《宋書·諸誌總序》雲:“魏、晉已來,遷徙百計。一郡分為四五,一縣割成兩三。或昨屬荊、豫,今隸司、兗。朝為零、桂之士,夕為廬、九之民。去來紛擾,無暫止息。版籍為之渾淆,職方所不能記。自戎狄內侮,有晉東遷,中土遺氓,播遷江外,莫不各樹邦邑,思複舊井。既而民單戶約,不可獨建。故魏邦而有韓邑,齊縣而有趙民。且省置交加,日回月徙。

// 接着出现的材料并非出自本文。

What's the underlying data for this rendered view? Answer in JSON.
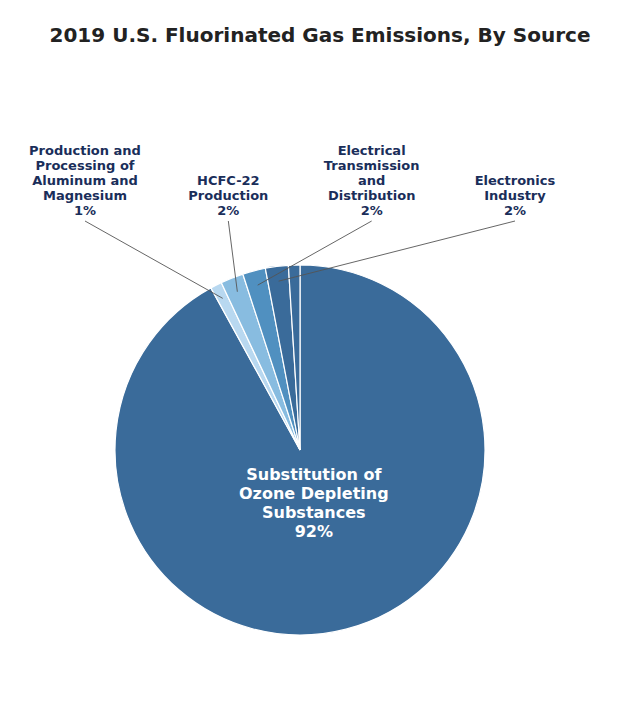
{
  "chart_data": {
    "type": "pie",
    "title": "2019 U.S. Fluorinated Gas Emissions, By Source",
    "categories": [
      "Substitution of\nOzone Depleting\nSubstances",
      "Production and\nProcessing of\nAluminum and\nMagnesium",
      "HCFC-22\nProduction",
      "Electrical\nTransmission\nand\nDistribution",
      "Electronics\nIndustry",
      null
    ],
    "values": [
      92,
      1,
      2,
      2,
      2,
      1
    ],
    "value_labels": [
      "92%",
      "1%",
      "2%",
      "2%",
      "2%",
      null
    ],
    "data_labels": true,
    "colors": [
      "#3a6b9a",
      "#b8d8f0",
      "#88bce0",
      "#5090c0",
      "#3a6b9a",
      "#3a6b9a"
    ]
  }
}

寄寓遷流,迄無定托。邦名邑號,難或詳書。”
可見斯弊,由來已久。然終以錯雜為憂,則仍鮮治理之便矣。此土斷之所以亟。張普惠省減郡縣,史稱宰守因此綰攝有方,奸盜不起,民以為便,可見僑置之有害於治理也。南北分張,此弊彌甚。
《魏書·韓麒麟傳》:子顯宗上言:“自南偽相承,竊有淮北,欲擅中華之稱,且以招誘邊民,故僑置中州郡縣。皇風南被,仍而不改。凡有重名,其數甚眾。”
《北齊書·文宣帝紀》:天保七年,十一月,詔曰:“魏自孝昌已來,豪家大族,鳩率鄉部,托跡勤王,規自署置。或外家公主,女謁內成,昧利納財,啟立州郡。牧、守、令、長,虛增其數。求功錄實,諒足為煩。損害公私,為弊殊久。且五嶺內賓,三江回化。要荒之所,舊多浮偽。百室之邑,便立州名,三戶之民,空張郡目。譬諸木犬,猶彼泥龍。今所並省,一依別製。”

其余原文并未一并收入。